Sales-Ready Lead (SRL)
A sales-ready lead is a marketing-qualified lead that is both trying to solve a business need with a company’s product and/or service, as well as a decision maker within their company to navigate the purchasing process to a likely close. Usually, marketing teams refer internally to a SRL when speaking about a lead “ready” for the sales team; and conversely, sales teams often refer to the same as a marketing-qualified lead (MQL) internally.
The sales stage describes the different steps an opportunity goes through in the lead-to-cash process. CRM systems come with pre-set sales stages where customers can configure these sales stages to align with the stages in their existing sales process.
Also called: Pipeline Velocity
Sales velocity refers to how quickly deals move through the sales stages set forth by an organization. Typically, a strong sales velocity describes deals that are moving quickly through the pipeline to a “closed won” stage. Conversely, deals that stall in early or mid-level stages indicate poor sales velocity. CRM software can help increase sales velocity by creating reports and visual dashboards that offer users the ability to see pipeline velocity at a glance. These insights can indicate whether the sales team is on the right track, whether there are roadblocks identified, or any other trouble spots that might need attention.
Self Service Portal (SSP)
A self-service portal is a digital platform (usually on a company’s website) that includes resources (such as Knowledge Bases), procedures and tools for customers to access and utilize to solve some of their own issues related to a company’s product (see Customer Self-Service).
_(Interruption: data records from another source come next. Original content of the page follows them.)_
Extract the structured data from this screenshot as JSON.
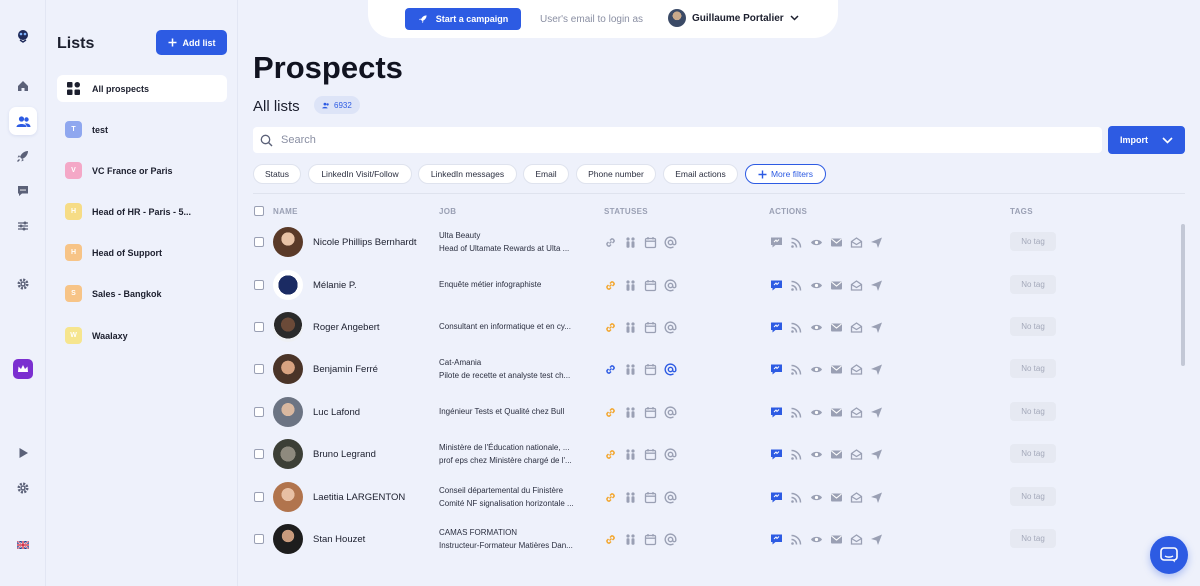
{
  "colors": {
    "primary": "#2d5be3",
    "link_orange": "#f3a52a",
    "text_dark": "#1c1f2e",
    "muted": "#9aa0b4"
  },
  "rail": {
    "items": [
      "logo-icon",
      "home-icon",
      "users-icon",
      "rocket-icon",
      "messages-icon",
      "sliders-icon",
      "gear-icon",
      "crown-icon",
      "play-icon",
      "gear-icon",
      "flag-icon"
    ]
  },
  "lists_panel": {
    "title": "Lists",
    "add_label": "Add list",
    "items": [
      {
        "label": "All prospects",
        "initial": ""
      },
      {
        "label": "test",
        "initial": "T"
      },
      {
        "label": "VC France or Paris",
        "initial": "V"
      },
      {
        "label": "Head of HR - Paris - 5...",
        "initial": "H"
      },
      {
        "label": "Head of Support",
        "initial": "H"
      },
      {
        "label": "Sales - Bangkok",
        "initial": "S"
      },
      {
        "label": "Waalaxy",
        "initial": "W"
      }
    ]
  },
  "topbar": {
    "campaign_label": "Start a campaign",
    "login_as": "User's email to login as",
    "user_name": "Guillaume Portalier"
  },
  "main": {
    "title": "Prospects",
    "subtitle": "All lists",
    "count": "6932",
    "search_placeholder": "Search",
    "import_label": "Import",
    "filters": [
      "Status",
      "LinkedIn Visit/Follow",
      "LinkedIn messages",
      "Email",
      "Phone number",
      "Email actions"
    ],
    "more_filters": "More filters",
    "columns": {
      "name": "NAME",
      "job": "JOB",
      "statuses": "STATUSES",
      "actions": "ACTIONS",
      "tags": "TAGS"
    }
  },
  "rows": [
    {
      "name": "Nicole Phillips Bernhardt",
      "job1": "Ulta Beauty",
      "job2": "Head of Ultamate Rewards at Ulta ...",
      "tag": "No tag",
      "link_active": false,
      "email_active": false
    },
    {
      "name": "Mélanie P.",
      "job1": "Enquête métier infographiste",
      "job2": "",
      "tag": "No tag",
      "link_active": true,
      "email_active": false
    },
    {
      "name": "Roger Angebert",
      "job1": "Consultant en informatique et en cy...",
      "job2": "",
      "tag": "No tag",
      "link_active": true,
      "email_active": false
    },
    {
      "name": "Benjamin Ferré",
      "job1": "Cat-Amania",
      "job2": "Pilote de recette et analyste test ch...",
      "tag": "No tag",
      "link_active": "blue",
      "email_active": true
    },
    {
      "name": "Luc Lafond",
      "job1": "Ingénieur Tests et Qualité chez Bull",
      "job2": "",
      "tag": "No tag",
      "link_active": true,
      "email_active": false
    },
    {
      "name": "Bruno Legrand",
      "job1": "Ministère de l'Éducation nationale, ...",
      "job2": "prof eps chez Ministère chargé de l'...",
      "tag": "No tag",
      "link_active": true,
      "email_active": false
    },
    {
      "name": "Laetitia LARGENTON",
      "job1": "Conseil départemental du Finistère",
      "job2": "Comité NF signalisation horizontale ...",
      "tag": "No tag",
      "link_active": true,
      "email_active": false
    },
    {
      "name": "Stan Houzet",
      "job1": "CAMAS FORMATION",
      "job2": "Instructeur-Formateur Matières Dan...",
      "tag": "No tag",
      "link_active": true,
      "email_active": false
    }
  ]
}
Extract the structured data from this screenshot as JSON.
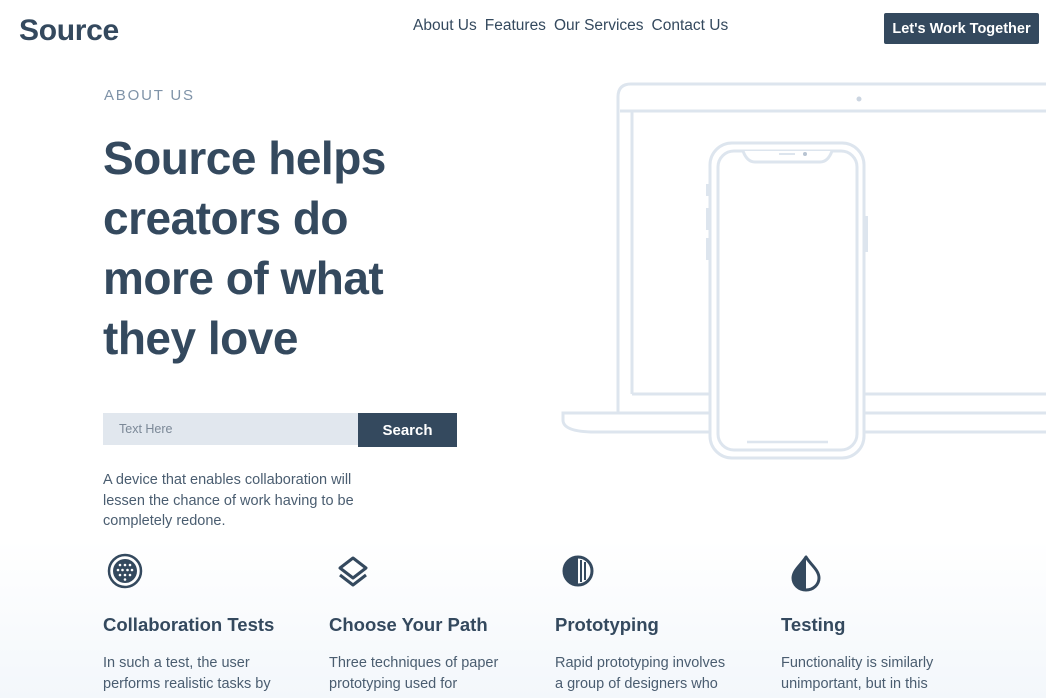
{
  "header": {
    "brand": "Source",
    "nav": [
      "About Us",
      "Features",
      "Our Services",
      "Contact Us"
    ],
    "cta_label": "Let's Work Together"
  },
  "hero": {
    "eyebrow": "ABOUT US",
    "headline": "Source helps creators do more of what they love",
    "search": {
      "placeholder": "Text Here",
      "button_label": "Search"
    },
    "description": "A device that enables collaboration will lessen the chance of work having to be completely redone."
  },
  "features": [
    {
      "icon": "globe-grid-icon",
      "title": "Collaboration Tests",
      "text": "In such a test, the user performs realistic tasks by"
    },
    {
      "icon": "layers-icon",
      "title": "Choose Your Path",
      "text": "Three techniques of paper prototyping used for usability"
    },
    {
      "icon": "half-circle-lines-icon",
      "title": "Prototyping",
      "text": "Rapid prototyping involves a group of designers who each"
    },
    {
      "icon": "drop-half-icon",
      "title": "Testing",
      "text": "Functionality is similarly unimportant, but in this case"
    }
  ],
  "colors": {
    "primary": "#34495e",
    "muted": "#7f93a8",
    "input_bg": "#e1e7ee",
    "device_outline": "#dde5ee"
  }
}
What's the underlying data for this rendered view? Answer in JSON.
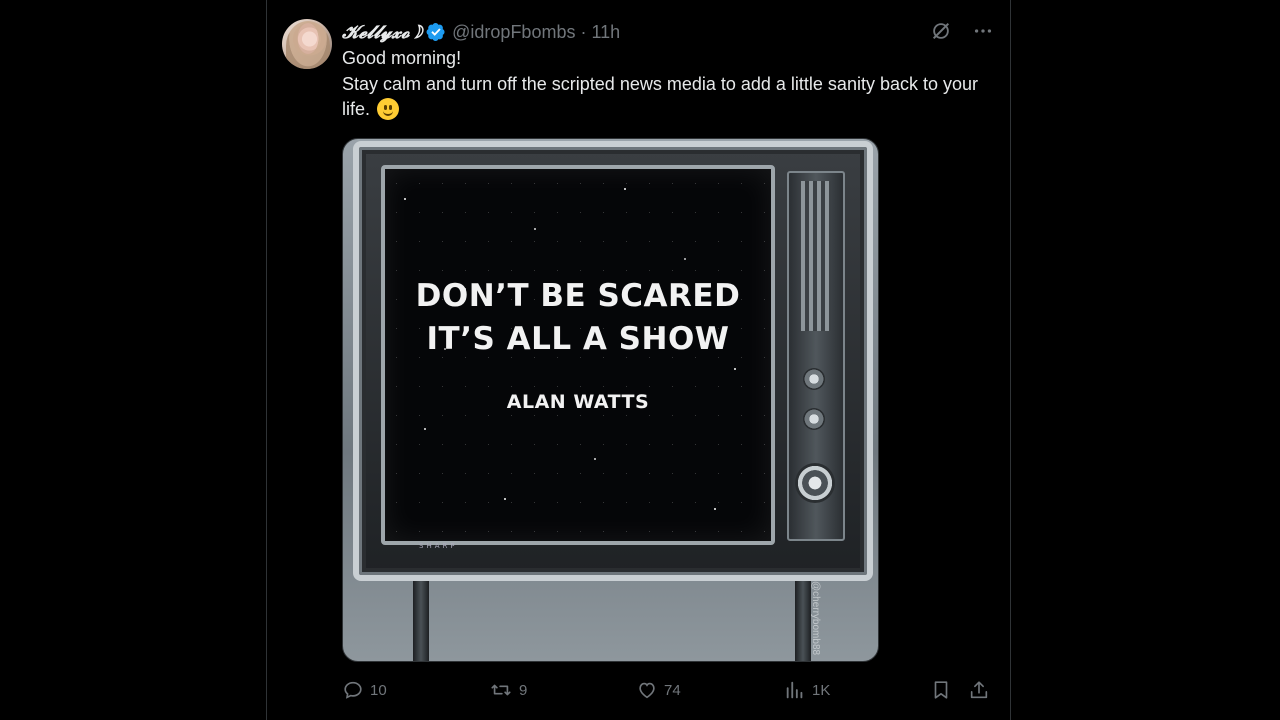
{
  "tweet": {
    "display_name": "𝓚𝓮𝓵𝓵𝔂𝔁𝓸☽",
    "handle": "@idropFbombs",
    "separator": "·",
    "time": "11h",
    "text_line1": "Good morning!",
    "text_line2": "Stay calm and turn off the scripted news media to add a little sanity back to your life.",
    "emoji": "slightly-smiling-face"
  },
  "media": {
    "quote_line1": "DON’T BE SCARED",
    "quote_line2": "IT’S ALL A SHOW",
    "author": "ALAN WATTS",
    "brand": "SHARP",
    "watermark": "@cherrybomb88"
  },
  "actions": {
    "replies": "10",
    "reposts": "9",
    "likes": "74",
    "views": "1K"
  },
  "colors": {
    "background": "#000000",
    "text": "#e7e9ea",
    "muted": "#71767b",
    "verified": "#1d9bf0"
  }
}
An effectively managed self-service portal helps improve customer experience and lowers operational costs.
A suspect is a potential customer identified by a company (for example through a list purchase) that has not been contacted yet, nor has contacted the company in any form.
Transactional reports provide information about (completed or not yet completed) transactions between a company and a customer, such as monetary amounts dealt, currencies, parties involved (incl. financial institutions), and any specific agreements or regulations concerning the transaction.
Voice of the Customer (VoC)
The “voice of the customer” describes customers’ needs, requirements, wishes, and feedback, both stated and unstated. The voice of the customer can be “heard” in different ways: through direct engagement, interviews, surveys (both on- or offline), focus groups, product reviews, observation, social media interaction, warranty issues, or field reports.
A warm lead is a contact that has shown significant interest in buying a company’s product and/or service, but has yet to show intent (or means) to buy.
A workflow is a series of steps (tasks, events, interactions, activities) necessary to complete a business work process. In a sequential workflow, each step is necessary to be completed before the next step can be started; in a parallel workflow, two or more steps can occur at the same time.